Mais les tirages de photos numériques pourront-ils concurrencer sur le marché des acheteurs les tirages argentiques? La preuve n’est pas encore faite.

La vente de photos en galerie ne date que du milieu des années soixante-dix quand elle a timidement fait son apparition à New York. Depuis, il existe entre autres chez nos voisins un marché florissant de la «photo d’art». Comme le souligne Richard B. Woodward dans un article paru dans The Atlantic Monthly en juin 2002, Too Much of a Good Thing, une photographie de Man Ray s’est vendue un million de dollars en 1999. Des auto-portraits satiriques de Cindy Sherman qui se confondent en critique sociale se vendent 250 000 $, des photos en format géant de Andreas Gursky vont chercher 600 000 $.

Il s’agit bien sûr d’originaux, tirés du vivant de l’auteur et par l’auteur lui-même ou sous son étroite supervision. Les marchands et collectionneurs s’entendent pour qualifier ces tirages d’«époque» (vintage). Habituellement, il y a un nombre limité de tirages d’une seule photo, sinon un tirage unique, réalisé par l’auteur, immédiatement ou peu de temps après qu’il eut capté l’image sur support argentique. La valeur de ces tirages sur le marché est beaucoup plus élevée que les tirages subséquents ou posthumes (contemporary) des oeuvres d’un photographe.

Woodward écrit : «Cette hiérarchie comporte une certaine logique. Les tirages d’époque sont plus rares, et ce qui est rare renferme un plus grand potentiel sur le marché des collectionneurs. Ce qui est moins logique c’est la croyance romantique que ces tirages reflètent davantage les intentions du photographe. Même si le matériel de chambre noire ou la technique d’un artiste s’améliore au fil du temps, comme c’est souvent le cas, on estime que les premiers tirages nous rapprochent du moment de la création.»

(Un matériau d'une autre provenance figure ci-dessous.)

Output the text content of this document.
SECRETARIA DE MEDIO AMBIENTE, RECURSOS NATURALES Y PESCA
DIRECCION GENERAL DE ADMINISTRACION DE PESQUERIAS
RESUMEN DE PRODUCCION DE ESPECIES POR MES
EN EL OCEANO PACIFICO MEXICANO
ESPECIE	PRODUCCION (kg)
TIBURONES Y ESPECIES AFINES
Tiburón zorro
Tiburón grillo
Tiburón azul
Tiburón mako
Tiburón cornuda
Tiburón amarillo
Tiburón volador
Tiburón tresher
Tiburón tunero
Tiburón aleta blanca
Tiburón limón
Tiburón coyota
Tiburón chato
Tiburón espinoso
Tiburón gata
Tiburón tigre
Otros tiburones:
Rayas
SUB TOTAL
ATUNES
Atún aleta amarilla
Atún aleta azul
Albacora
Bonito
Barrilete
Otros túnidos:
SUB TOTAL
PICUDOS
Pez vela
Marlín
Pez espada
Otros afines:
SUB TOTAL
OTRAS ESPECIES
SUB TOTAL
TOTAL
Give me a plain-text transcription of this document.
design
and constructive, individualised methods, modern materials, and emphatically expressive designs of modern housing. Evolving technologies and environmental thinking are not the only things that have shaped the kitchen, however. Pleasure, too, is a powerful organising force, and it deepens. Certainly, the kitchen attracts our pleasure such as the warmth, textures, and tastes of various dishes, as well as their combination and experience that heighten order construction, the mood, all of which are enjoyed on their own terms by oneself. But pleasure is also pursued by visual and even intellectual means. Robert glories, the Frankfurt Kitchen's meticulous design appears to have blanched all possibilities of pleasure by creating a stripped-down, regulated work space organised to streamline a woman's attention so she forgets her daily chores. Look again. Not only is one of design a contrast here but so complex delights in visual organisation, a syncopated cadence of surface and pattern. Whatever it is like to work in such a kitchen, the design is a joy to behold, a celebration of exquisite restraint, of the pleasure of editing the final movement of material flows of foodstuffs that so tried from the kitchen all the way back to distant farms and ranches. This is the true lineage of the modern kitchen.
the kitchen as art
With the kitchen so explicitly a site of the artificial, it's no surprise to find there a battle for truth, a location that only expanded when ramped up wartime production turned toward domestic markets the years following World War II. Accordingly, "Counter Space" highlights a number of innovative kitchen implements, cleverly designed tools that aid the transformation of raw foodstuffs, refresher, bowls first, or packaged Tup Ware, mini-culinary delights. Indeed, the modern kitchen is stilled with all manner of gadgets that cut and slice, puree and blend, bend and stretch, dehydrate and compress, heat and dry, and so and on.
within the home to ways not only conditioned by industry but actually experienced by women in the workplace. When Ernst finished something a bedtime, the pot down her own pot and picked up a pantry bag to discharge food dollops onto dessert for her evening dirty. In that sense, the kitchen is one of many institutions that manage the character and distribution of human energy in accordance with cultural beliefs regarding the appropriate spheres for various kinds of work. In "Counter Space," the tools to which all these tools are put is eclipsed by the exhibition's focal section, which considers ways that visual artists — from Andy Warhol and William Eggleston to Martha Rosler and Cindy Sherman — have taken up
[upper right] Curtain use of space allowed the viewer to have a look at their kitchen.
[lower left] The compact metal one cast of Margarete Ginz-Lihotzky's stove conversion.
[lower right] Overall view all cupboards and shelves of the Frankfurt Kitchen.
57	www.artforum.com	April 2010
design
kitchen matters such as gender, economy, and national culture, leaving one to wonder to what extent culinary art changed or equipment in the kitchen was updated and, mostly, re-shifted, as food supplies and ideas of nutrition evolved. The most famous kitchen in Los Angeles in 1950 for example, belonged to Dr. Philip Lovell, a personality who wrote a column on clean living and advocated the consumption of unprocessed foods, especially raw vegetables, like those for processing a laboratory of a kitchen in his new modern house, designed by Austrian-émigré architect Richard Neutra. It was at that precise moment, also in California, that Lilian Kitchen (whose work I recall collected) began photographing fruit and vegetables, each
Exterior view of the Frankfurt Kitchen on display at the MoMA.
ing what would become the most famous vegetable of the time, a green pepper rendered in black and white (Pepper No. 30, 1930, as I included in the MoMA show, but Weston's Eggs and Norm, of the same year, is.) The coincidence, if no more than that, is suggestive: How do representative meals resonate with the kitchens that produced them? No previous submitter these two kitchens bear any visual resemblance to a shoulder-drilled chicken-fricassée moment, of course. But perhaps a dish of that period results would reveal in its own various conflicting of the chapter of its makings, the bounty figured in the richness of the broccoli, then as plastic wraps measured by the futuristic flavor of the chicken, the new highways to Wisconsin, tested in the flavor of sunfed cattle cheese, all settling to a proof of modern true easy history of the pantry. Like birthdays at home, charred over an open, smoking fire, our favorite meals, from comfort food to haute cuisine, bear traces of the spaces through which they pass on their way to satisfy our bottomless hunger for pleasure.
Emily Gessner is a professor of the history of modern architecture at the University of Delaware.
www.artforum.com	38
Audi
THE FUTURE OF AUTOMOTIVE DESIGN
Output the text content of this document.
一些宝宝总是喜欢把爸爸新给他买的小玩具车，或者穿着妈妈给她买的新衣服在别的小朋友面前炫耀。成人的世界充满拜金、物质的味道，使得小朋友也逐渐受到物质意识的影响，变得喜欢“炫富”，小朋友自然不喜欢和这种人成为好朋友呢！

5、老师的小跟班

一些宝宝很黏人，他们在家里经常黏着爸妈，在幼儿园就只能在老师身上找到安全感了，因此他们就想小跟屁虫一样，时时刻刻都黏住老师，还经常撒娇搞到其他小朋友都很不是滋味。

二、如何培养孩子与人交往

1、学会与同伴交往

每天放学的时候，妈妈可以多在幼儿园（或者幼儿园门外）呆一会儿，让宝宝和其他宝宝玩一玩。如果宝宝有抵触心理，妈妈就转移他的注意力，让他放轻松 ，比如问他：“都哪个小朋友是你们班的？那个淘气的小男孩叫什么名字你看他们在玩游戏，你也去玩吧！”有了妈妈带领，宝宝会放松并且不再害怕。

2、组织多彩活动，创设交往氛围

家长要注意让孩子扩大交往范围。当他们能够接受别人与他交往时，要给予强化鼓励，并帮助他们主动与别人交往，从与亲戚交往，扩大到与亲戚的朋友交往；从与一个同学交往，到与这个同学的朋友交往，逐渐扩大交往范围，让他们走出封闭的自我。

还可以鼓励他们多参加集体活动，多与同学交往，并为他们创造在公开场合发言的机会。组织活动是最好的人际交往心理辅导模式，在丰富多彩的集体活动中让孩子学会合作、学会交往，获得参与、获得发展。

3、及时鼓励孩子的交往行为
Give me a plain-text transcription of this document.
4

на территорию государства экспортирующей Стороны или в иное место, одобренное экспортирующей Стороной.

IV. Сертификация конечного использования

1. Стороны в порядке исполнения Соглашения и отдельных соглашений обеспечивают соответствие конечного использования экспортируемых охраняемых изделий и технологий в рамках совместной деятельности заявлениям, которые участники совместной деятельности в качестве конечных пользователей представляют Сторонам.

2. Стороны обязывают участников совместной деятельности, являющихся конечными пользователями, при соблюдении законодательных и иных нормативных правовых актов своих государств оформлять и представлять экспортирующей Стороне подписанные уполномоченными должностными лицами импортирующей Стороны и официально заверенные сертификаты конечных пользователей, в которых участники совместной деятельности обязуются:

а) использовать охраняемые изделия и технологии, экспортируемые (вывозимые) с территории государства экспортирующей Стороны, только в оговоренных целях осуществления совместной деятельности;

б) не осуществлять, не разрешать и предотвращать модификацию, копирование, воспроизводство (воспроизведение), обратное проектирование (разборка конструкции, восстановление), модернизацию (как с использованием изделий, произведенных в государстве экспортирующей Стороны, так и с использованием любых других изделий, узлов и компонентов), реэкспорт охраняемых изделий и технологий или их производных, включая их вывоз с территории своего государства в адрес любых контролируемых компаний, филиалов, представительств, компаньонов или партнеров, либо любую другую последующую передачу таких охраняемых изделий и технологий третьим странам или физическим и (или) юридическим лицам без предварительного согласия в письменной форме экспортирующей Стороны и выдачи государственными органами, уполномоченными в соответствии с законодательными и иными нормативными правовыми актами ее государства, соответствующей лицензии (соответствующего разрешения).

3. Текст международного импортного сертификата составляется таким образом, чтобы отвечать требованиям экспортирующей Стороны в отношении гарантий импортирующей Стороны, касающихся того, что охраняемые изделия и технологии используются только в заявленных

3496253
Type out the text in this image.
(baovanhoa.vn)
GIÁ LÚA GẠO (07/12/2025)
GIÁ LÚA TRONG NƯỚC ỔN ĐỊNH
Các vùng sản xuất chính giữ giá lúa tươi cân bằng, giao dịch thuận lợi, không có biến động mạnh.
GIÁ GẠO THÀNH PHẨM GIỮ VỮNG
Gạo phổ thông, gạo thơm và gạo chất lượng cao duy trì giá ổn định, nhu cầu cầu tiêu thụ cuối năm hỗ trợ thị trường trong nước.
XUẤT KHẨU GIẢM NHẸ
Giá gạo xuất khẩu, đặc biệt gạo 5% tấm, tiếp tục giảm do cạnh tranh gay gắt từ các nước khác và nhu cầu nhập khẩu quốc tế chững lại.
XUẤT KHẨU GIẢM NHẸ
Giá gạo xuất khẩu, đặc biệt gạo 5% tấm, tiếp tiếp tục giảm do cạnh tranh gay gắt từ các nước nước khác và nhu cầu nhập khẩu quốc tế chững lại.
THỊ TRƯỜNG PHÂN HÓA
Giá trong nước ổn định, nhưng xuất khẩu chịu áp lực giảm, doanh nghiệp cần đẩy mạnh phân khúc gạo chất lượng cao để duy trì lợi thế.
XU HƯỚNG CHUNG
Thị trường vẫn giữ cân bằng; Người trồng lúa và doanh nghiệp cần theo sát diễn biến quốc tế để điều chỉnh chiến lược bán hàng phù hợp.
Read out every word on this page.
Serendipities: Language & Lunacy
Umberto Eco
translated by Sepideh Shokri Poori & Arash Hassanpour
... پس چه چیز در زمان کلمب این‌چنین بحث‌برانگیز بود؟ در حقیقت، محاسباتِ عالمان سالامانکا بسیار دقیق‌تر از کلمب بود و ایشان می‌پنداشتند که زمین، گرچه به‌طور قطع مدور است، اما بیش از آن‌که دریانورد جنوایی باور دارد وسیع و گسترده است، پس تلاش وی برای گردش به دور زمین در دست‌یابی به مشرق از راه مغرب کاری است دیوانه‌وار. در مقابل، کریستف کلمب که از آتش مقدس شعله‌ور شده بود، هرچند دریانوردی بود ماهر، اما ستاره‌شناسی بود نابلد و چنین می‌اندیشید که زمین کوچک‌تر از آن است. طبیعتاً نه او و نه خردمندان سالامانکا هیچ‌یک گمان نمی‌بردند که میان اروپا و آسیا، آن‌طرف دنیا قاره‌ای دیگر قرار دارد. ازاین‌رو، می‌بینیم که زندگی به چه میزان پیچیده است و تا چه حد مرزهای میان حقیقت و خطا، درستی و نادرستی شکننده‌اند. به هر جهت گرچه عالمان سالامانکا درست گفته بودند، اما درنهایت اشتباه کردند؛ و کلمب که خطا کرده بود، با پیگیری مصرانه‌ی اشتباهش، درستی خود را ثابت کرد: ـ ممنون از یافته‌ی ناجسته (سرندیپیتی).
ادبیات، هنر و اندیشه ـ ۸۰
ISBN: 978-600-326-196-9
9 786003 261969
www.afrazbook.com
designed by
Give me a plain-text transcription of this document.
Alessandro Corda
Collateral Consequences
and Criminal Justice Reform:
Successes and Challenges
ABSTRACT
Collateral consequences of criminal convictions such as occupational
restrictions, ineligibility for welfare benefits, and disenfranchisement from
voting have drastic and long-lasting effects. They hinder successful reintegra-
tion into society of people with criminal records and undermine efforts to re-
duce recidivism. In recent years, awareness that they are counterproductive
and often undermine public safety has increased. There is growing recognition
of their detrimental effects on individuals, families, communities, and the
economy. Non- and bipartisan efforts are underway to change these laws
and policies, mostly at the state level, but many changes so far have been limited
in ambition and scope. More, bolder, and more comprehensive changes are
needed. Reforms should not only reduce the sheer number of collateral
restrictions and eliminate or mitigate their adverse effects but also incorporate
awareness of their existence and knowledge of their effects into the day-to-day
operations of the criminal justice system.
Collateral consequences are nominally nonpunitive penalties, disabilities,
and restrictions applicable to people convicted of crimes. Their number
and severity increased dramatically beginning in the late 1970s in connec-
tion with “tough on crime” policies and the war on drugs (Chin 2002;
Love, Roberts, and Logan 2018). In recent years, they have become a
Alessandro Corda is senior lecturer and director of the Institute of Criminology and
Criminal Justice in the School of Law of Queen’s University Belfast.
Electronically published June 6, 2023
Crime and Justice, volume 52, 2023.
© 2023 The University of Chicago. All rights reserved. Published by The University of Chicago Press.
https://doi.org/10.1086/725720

HineC’est dans le cadre du scandale autour de certaines photos de Lewis Hine que Woodward a écrit son article. Hine est un des grands photographes classiques étasuniens, réputé pour ses photos de la construction de l’Empire State Building, de l’arrivée des immigrants à Ellis Island, et du travail des enfants en usine et dans les champs au tournant du siècle dernier. Un collectionneur avait acheté à fort prix d’un propriétaire de galerie trois tirages que le vendeur certifiait d’époque. Mais dans les semaines et mois qui suivirent, l’acheteur vit de nombreux autres tirages de ces mêmes photos dans d’autres galeries. Des expertises techniques ont permis d’établir qu’il s’agissait d’originaux, mais de tirages posthumes plutôt que de tirages d’époque. Le vendeur, qui avait en sa possession quelques négatifs originaux de Hine, avait décidé de remplir ses goussets, mais se vit contraint de rembourser l’acheteur pour ces tirages faussement présentés.

Woodward pose certaines questions pertinentes sur la photographie d’art. Qu’est-ce qui constitue l’«original» en photographie, le négatif ou la diapositive d’origine ou le tirage? La valeur qu’on attribue à une photo découle-t-elle du cadrage du sujet ou de l’amalgame subtil des tons et des couleurs réalisé au creuset de la chambre noire? Une personne qui réalise un tirage posthume à partir d’un négatif d’un photographe, et qui vend ce tirage comme étant un tirage d’époque, devrait-il être tenu coupable de contrefaçon, ou d’un délit moindre?

Tentons de reprendre maintenant certaines de ces questions dans le contexte de la photographie numérique, de la «chambre blanche» et du marché émergent des tirages.

pixel inactifQu’est-ce qui constitue l’original d’une photo numérique? Le fichier tel que saisi sur la carte mémoire, le fichier traité avec certains logiciels pour réaliser le tirage, ou le tirage lui-même? Peu de gens que je connais imprimeront un fichier photographique sans procéder à quelques ajustements, si ce n’est que pour corriger les redoutés pixels inactifs (dead pixels, illustré ici en grossissement 1600 %) ou supprimer la saturation couleur pour arriver à un résultat noir et blanc. Évidemment, certains fichiers exigent un traitement plus approfondi, comme la série Un autre Plateau où l’effet obtenu est le résultat de plusieurs algorithmes PhotoShop qu’il faut appliquer en séquence.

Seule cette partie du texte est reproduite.